ABD’DE yaşanan olayları
değerlendirirken, konuyu sadece bu devletin dünyaya attığı kazıklar üzerinden
yorumlamak bence yanlış…
Zira
sonunda neyin yaşanacağını bilmiyoruz.
Covid-19
salgınının en çok zarar verdiği ülke olarak ABD, aynı süreçte 50 eyâletine
yayılan bir isyanla karşı karşıya…
Yağma
ve talan, Amerika Birleşik Devletleri’ni değil, yine doğrudan ABD vatandaşının
kendisini vuruyor.
ABD’de
akrabaları olan biri olarak yakınlarımın sağlığının bu durumdan etkilenmesinden
endişeleniyorum.
Belki
duygusal bir gerekçe gibi gelebilir bu, ancak askeri sokağa indirilen ve “Vur”
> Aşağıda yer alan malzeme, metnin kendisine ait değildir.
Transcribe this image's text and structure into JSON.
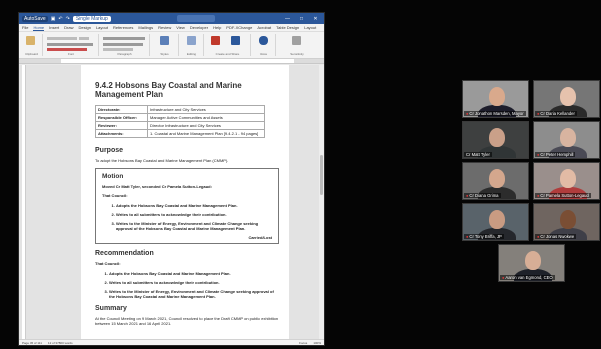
{
  "word": {
    "titlebar": {
      "autosave": "AutoSave",
      "doc_title": "Single Markup",
      "window_controls": [
        "—",
        "□",
        "✕"
      ]
    },
    "menu": [
      "File",
      "Home",
      "Insert",
      "Draw",
      "Design",
      "Layout",
      "References",
      "Mailings",
      "Review",
      "View",
      "Developer",
      "Help",
      "PDF-XChange",
      "Acrobat",
      "Table Design",
      "Layout"
    ],
    "ribbon_groups": [
      "Clipboard",
      "Font",
      "Paragraph",
      "Styles",
      "Editing",
      "Create and Share",
      "Voice",
      "Sensitivity"
    ],
    "document": {
      "heading": "9.4.2 Hobsons Bay Coastal and Marine Management Plan",
      "meta": [
        {
          "key": "Directorate:",
          "value": "Infrastructure and City Services"
        },
        {
          "key": "Responsible Officer:",
          "value": "Manager Active Communities and Assets"
        },
        {
          "key": "Reviewer:",
          "value": "Director Infrastructure and City Services"
        },
        {
          "key": "Attachments:",
          "value": "1. Coastal and Marine Management Plan [9.4.2.1 - 94 pages]"
        }
      ],
      "purpose_heading": "Purpose",
      "purpose_text": "To adopt the Hobsons Bay Coastal and Marine Management Plan (CMMP).",
      "motion": {
        "heading": "Motion",
        "moved": "Moved Cr Matt Tyler, seconded Cr Pamela Sutton-Legaud:",
        "that_council": "That Council:",
        "items": [
          "Adopts the Hobsons Bay Coastal and Marine Management Plan.",
          "Writes to all submitters to acknowledge their contribution.",
          "Writes to the Minister of Energy, Environment and Climate Change seeking approval of the Hobsons Bay Coastal and Marine Management Plan."
        ],
        "carried": "Carried/Lost"
      },
      "recommendation_heading": "Recommendation",
      "recommendation_that": "That Council:",
      "recommendation_items": [
        "Adopts the Hobsons Bay Coastal and Marine Management Plan.",
        "Writes to all submitters to acknowledge their contribution.",
        "Writes to the Minister of Energy, Environment and Climate Change seeking approval of the Hobsons Bay Coastal and Marine Management Plan."
      ],
      "summary_heading": "Summary",
      "summary_text": "At the Council Meeting on 9 March 2021, Council resolved to place the Draft CMMP on public exhibition between 15 March 2021 and 16 April 2021."
    },
    "status": {
      "page": "Page 45 of 111",
      "words": "12 of 37800 words",
      "focus": "Focus",
      "zoom": "100%"
    }
  },
  "participants": [
    {
      "name": "Cr Jonathon Marsden, Mayor",
      "bg": "#9a9a9a",
      "skin": "#d9a98c",
      "clothes": "#1d1d2b"
    },
    {
      "name": "Cr Daria Kellander",
      "bg": "#767676",
      "skin": "#e6c2ad",
      "clothes": "#2a2a2a"
    },
    {
      "name": "Cr Matt Tyler",
      "bg": "#3e4040",
      "skin": "#caa089",
      "clothes": "#303536"
    },
    {
      "name": "Cr Peter Hemphill",
      "bg": "#8d8d8d",
      "skin": "#d8b4a0",
      "clothes": "#4a4a55"
    },
    {
      "name": "Cr Diana Grima",
      "bg": "#6c6c6c",
      "skin": "#d4a78d",
      "clothes": "#2c2c2c"
    },
    {
      "name": "Cr Pamela Sutton-Legaud",
      "bg": "#9a8f8c",
      "skin": "#e2bba5",
      "clothes": "#b03c3c"
    },
    {
      "name": "Cr Tony Briffa, JP",
      "bg": "#59636a",
      "skin": "#c99b82",
      "clothes": "#25272c"
    },
    {
      "name": "Cr Jonas Nwokwe",
      "bg": "#6f6560",
      "skin": "#7a4e34",
      "clothes": "#3f3f48"
    },
    {
      "name": "Aaron van Egmond, CEO",
      "bg": "#84807b",
      "skin": "#d7ae96",
      "clothes": "#1e2129"
    }
  ]
}
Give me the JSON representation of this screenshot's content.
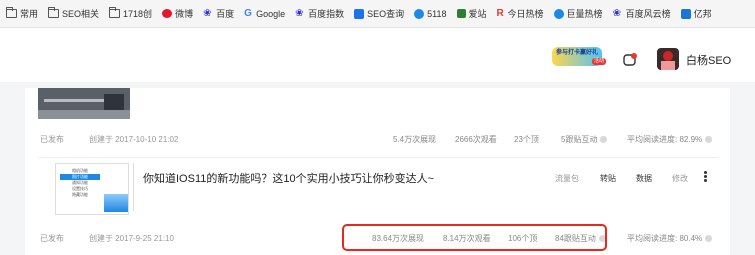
{
  "bookmarks": [
    {
      "label": "常用",
      "icon": "folder-icon",
      "color": "#555555"
    },
    {
      "label": "SEO相关",
      "icon": "folder-icon",
      "color": "#555555"
    },
    {
      "label": "1718创",
      "icon": "folder-icon",
      "color": "#555555"
    },
    {
      "label": "微博",
      "icon": "weibo-icon",
      "color": "#e6162d"
    },
    {
      "label": "百度",
      "icon": "baidu-paw-icon",
      "color": "#2932e1"
    },
    {
      "label": "Google",
      "icon": "google-icon",
      "color": "#4285f4"
    },
    {
      "label": "百度指数",
      "icon": "baidu-paw-icon",
      "color": "#2932e1"
    },
    {
      "label": "SEO查询",
      "icon": "seo-query-icon",
      "color": "#1a73e8"
    },
    {
      "label": "5118",
      "icon": "5118-icon",
      "color": "#1e88e5"
    },
    {
      "label": "爱站",
      "icon": "aizhan-icon",
      "color": "#2e7d32"
    },
    {
      "label": "今日热榜",
      "icon": "hot-list-icon",
      "color": "#e53935"
    },
    {
      "label": "巨量热榜",
      "icon": "juliang-icon",
      "color": "#1e88e5"
    },
    {
      "label": "百度风云榜",
      "icon": "baidu-paw-icon",
      "color": "#2932e1"
    },
    {
      "label": "亿邦",
      "icon": "yibang-icon",
      "color": "#1976d2"
    }
  ],
  "header": {
    "promo_text": "参与打卡赢好礼",
    "promo_badge": "活动",
    "username": "白杨SEO"
  },
  "articles": [
    {
      "status": "已发布",
      "created": "创建于 2017-10-10 21:02",
      "impressions": "5.4万次展现",
      "views": "2666次观看",
      "likes": "23个顶",
      "interactions": "5跟贴互动",
      "read_progress": "平均阅读进度: 82.9%"
    },
    {
      "title": "你知道IOS11的新功能吗？这10个实用小技巧让你秒变达人~",
      "status": "已发布",
      "created": "创建于 2017-9-25 21:10",
      "impressions": "83.64万次展现",
      "views": "8.14万次观看",
      "likes": "106个顶",
      "interactions": "84跟贴互动",
      "read_progress": "平均阅读进度: 80.4%",
      "actions": {
        "traffic": "流量包",
        "repost": "转贴",
        "data": "数据",
        "edit": "修改"
      },
      "thumb_lines": [
        "相机功能",
        "照片功能",
        "通知功能",
        "设置技巧",
        "隐藏功能"
      ]
    }
  ],
  "colors": {
    "highlight": "#e6281e",
    "accent": "#e64a19",
    "muted": "#9a9a9a"
  }
}
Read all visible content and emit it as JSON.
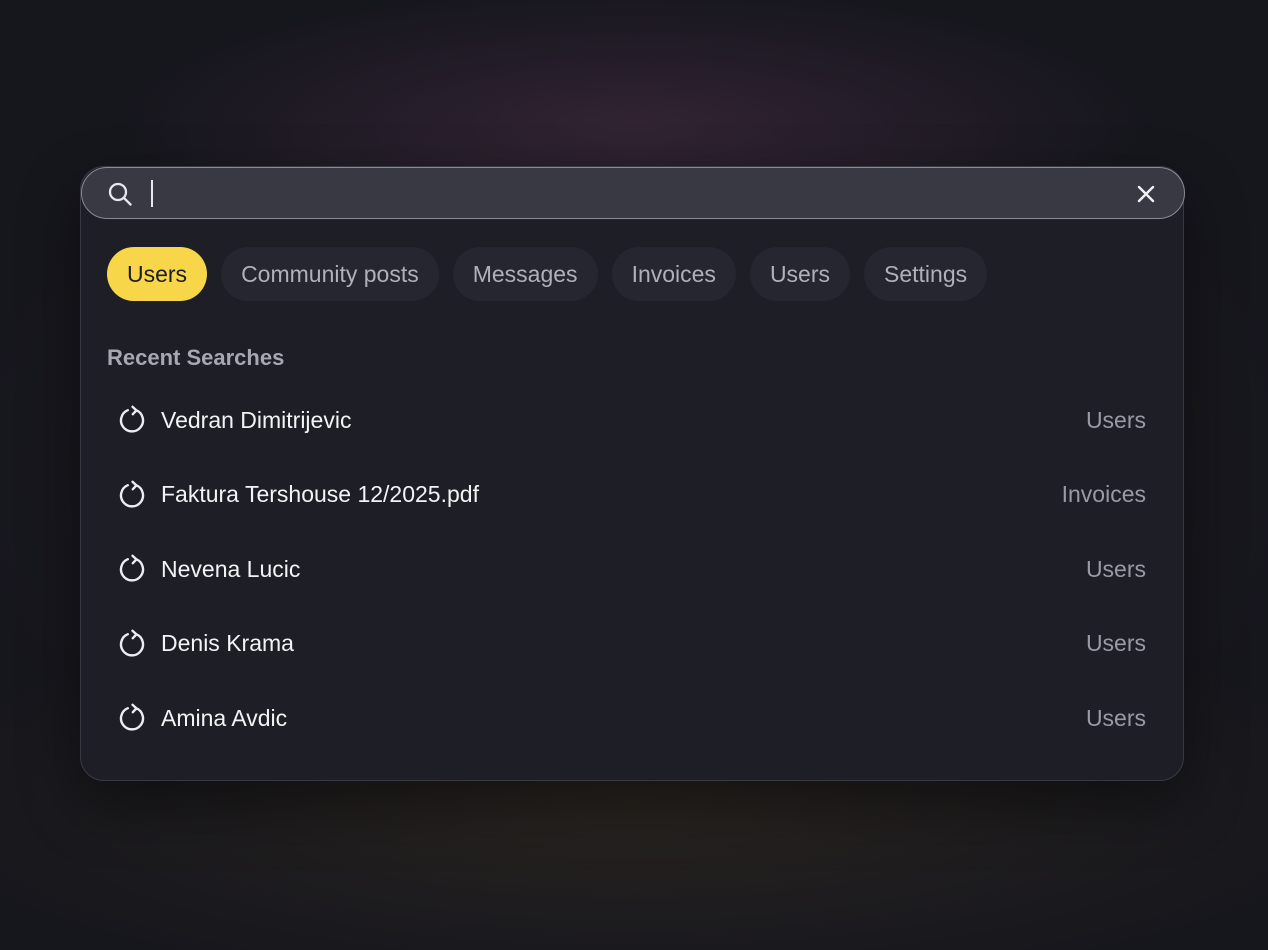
{
  "search": {
    "value": "",
    "placeholder": ""
  },
  "icons": {
    "search": "search-icon",
    "close": "close-icon",
    "history": "history-icon"
  },
  "filters": [
    {
      "label": "Users",
      "active": true
    },
    {
      "label": "Community posts",
      "active": false
    },
    {
      "label": "Messages",
      "active": false
    },
    {
      "label": "Invoices",
      "active": false
    },
    {
      "label": "Users",
      "active": false
    },
    {
      "label": "Settings",
      "active": false
    }
  ],
  "recent": {
    "title": "Recent Searches",
    "items": [
      {
        "label": "Vedran Dimitrijevic",
        "category": "Users"
      },
      {
        "label": "Faktura Tershouse 12/2025.pdf",
        "category": "Invoices"
      },
      {
        "label": "Nevena Lucic",
        "category": "Users"
      },
      {
        "label": "Denis Krama",
        "category": "Users"
      },
      {
        "label": "Amina Avdic",
        "category": "Users"
      }
    ]
  },
  "colors": {
    "accent": "#f7d64a",
    "background": "#16161d",
    "panel": "#1e1e27",
    "search_bar": "#393944"
  }
}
emri almış olarak lâftan anlamayıp “Nefes alamıyorum” diyen bir vatandaşını
boğmaktan geri durmayan, gittiği toprakları işgal ederken asker-sivil ayrımı
gözetmeyen bir ülkenin askeri ile polisinin insafına zerre-i miskal güvenim
yok!
Düne
kadar ABD’de ve tüm Avrupa’da “terör” konusu “İslâm düşmanlığı” üzerine bina
edilmişti.
Bu
binanın son 20 yıllık temelini oluşturan 11 Eylül saldırıları, ABD toplumunu
yeniden düşündürmüştü.
Bugün
ABD’nin doğrudan tanımlayabildiği bir düşman yahut terörist yok.
ABD
toplumunun düşman gördüğü bir yönetim de…
Dolayısıyla
bugünlerden sonra halkın düşüneceği sanal bir fikriyat da olmayacak.
Sokağa
çıkanların Trump’a gösterdiği tepki ise doğrudan ABD yönetimine tepki anlamına
gelmiyor. Burada da bir toplumsal ayrılık var.
Meselâ
Fransız İhtilâli’ni hatırlayalım…
Adının
“Fransız” olması için, Fransız toplumunun topyekûn bu harekete katılması
lâzımdı. Ve bu durum gerçekleşti.
ABD
gündemindeki isyan hareketlerinin bütün dünyaya yayıldığı söyleniyor.
Bütün
dünyadan kasıt; İngiltere, Fransa, Yeni Zelanda, Almanya, Hollanda ve Belçika…
Şu
sınıflandırmada bile dünya altıdan küçük, öyle değil mi?
Fransız
İhtilâli’nin ardından gerçekleşen durum, bütün egemenliği ellerinde tutan aile
ve yancılarının yerini halkın almasıydı.
Peki,
gerçekten de böyle mi oldu?
Güç
öyle bir etken ki, elinde olanı eline geçiriyor…
Halkın
kendisinde sandığı iktidar, ihtilâlin hareket başlarınca temsil edilirken
birdenbire o başların hegemonyasına dönüşüveriyor.
Yani
bir hanedandan halkın iradesini kurtaran ihtilâl, yeni birkaç hanedan
doğuruyor.
Bu
yüzden de her ihtilâl, başını çekenler tarafından ırzına geçilerek gebe
bırakılmış oluyor. Doğanınsa ne olduğu ortada!
Hâlbuki
ABD’de böyle bir durum yok.
Ne
yönetim karşısında tanımlayabildiği bir düşman görüyor, ne de toplum yönetimi
düşman…
Ancak
ortada bir isyan var ve bu, ABD’nin başına ilk defa gelmiş değil.
Bağımsızlığı
için kendinden olan 4 milyon insanı bir seferde fedâ eden bir canavardan
bahsediyoruz. Söz konusu bir isyanı bastırmaksa, bu, işte bu ABD için çok
kolay!
Peki,
ABD’de bir fetret devri yaşanıyor olabilir mi?
Buna
da “Hayır” cevabını vermek lâzım. Zira ABD, örtülü bir Commenwelt ülkesi olarak
çektiği bugünkü sancıyı doğrudan hissetmiyor.
Yani
ortada bir hanedan içi sürtüşme de yok.
İngiltere,
Fransa, Yeni Zelanda, Almanya, Hollanda ve Belçika’ya gelince…
Bu
ülkelerde, tıpkı ABD’deki gibi ırkçılığa tepki üzerine kurulu gösteriler
yaşanıyor. Bu ülkeler arasına Türkiye’yi katmaya çalıştıklarını; Hrant Dink
Vakfı’na tehdit mektupları ile Ankara’daki (sonu cinayetle biten) kavgaya
yaptıkları montajlamadan fark etmek oldukça kolay.
Ancak
ırkçılığa savaş açmış bir yönetimin olduğu ülkemizde çok ama çok zor!
ABD
için gerçekten tedirginim!
Zira ABD’de Amerikan diye bir toplum var, ama Amerikan diye bir millet yok! Ve bu yüzden sanal dahi olsa ne ihtilâl yaşanacak, ne de ihtilâl sonrasının hâkimi halk olacak.